Last week I attended the 7th Australian Public Sector Anti-Corruption Conference. Given the changes to the private sector whistleblowing legislation this year, I was particularly interested in the two sessions regarding the risks and best practice for managing whistleblowing complaints.
First up was Professor A J Brown and Ms Jane Olson who are two of the authors of ‘Clean as a whistle – a five step guide to better whistleblowing policy and practice in business and government’. This research has uncovered that in most scenarios, staff concerns cannot be neatly separated into a public interest complaint or a personal workplace related grievance. A mixture of public interest and private workplace issues can be raised in a single report. This research confirms what many have experienced – it is extremely difficult to separate out a personal grievance at work from a wider, public interest grievance.Where these complaints are intermixed, the research demonstrates that the outcomes for complainants worsens.
Miscategorising a ‘mixed’ complaint as merely a personal grievance can result in organisations failing to identify, assess and respondto reports appropriately. The research demonstrated that for mixed complaints, the investigation of the complaint was considered to be less competent in the complainant’s eyes.

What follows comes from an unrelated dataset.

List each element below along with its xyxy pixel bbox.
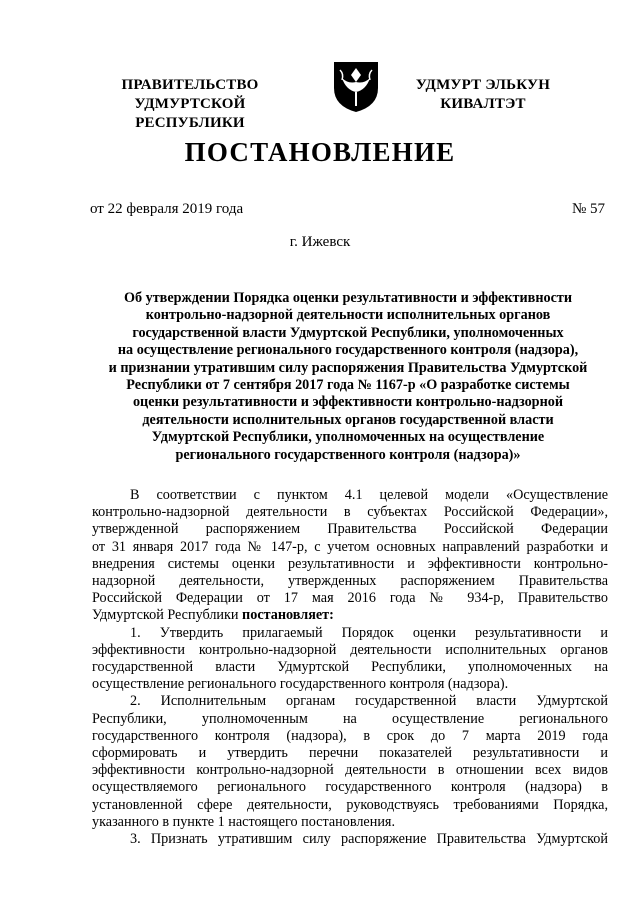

Ms Olsen also cited a case study involving a 16 page employee complaint that mainly concerned bullying allegations, but included some claims of nepotism. This complaint was sent directly to the subject of the allegations, and the complainant suffered detriment as a result.
Given the amendments to the private sector whistleblowing legislation, all private sector organisations will also need to consider whether grievances that appear to be solely personal are actually a mixed complaint of personal grievances and public interest disclosures. In all cases, Professor Brown and Ms Olson recommend carrying out a robust risk assessment as soon as wrongdoing is reported. Where risks are assessed at the outset, and an organisation considers what could go wrong for a complainant, the data demonstrates that a complainant receives better treatment from managers and colleagues.
In the next session, Mr Chris Wheeler PSM went on to discuss the human factors that impact the treatment of whistleblowers and how this impacted the level of protection that a whistleblower may receive. He shared several anecdotes where senior managers took overt action against whistleblowers that was not justified on the evidence. He considered that a key reason for this was that these managers, like all of us, are impeded by cognitive biases. This is true even where managers are aware of the relevant Public Interest Disclosure (PID) legislation and its obligations.
For example, he noted that in a situation with an existing conflictm between an employee and a manager where numerous complaints had been made, negative attitudes were entrenched before any PID was made. If this employee were to make public interest allegations, the manager could conclude that this employee was just a troublemaker and their PID complaint was therefore groundless. By falling victim to confirmation bias, this manager is likely to fall afoul of their PID obligations by failing to properly investigate the PID allegation.
As Justitia regularly presents training on unconscious bias, as well as whistleblowing, for organisations, it was interesting to hear how unconscious biases also can be damaging for organisations who are required to deal with PIDs in accordance with relevant legislation.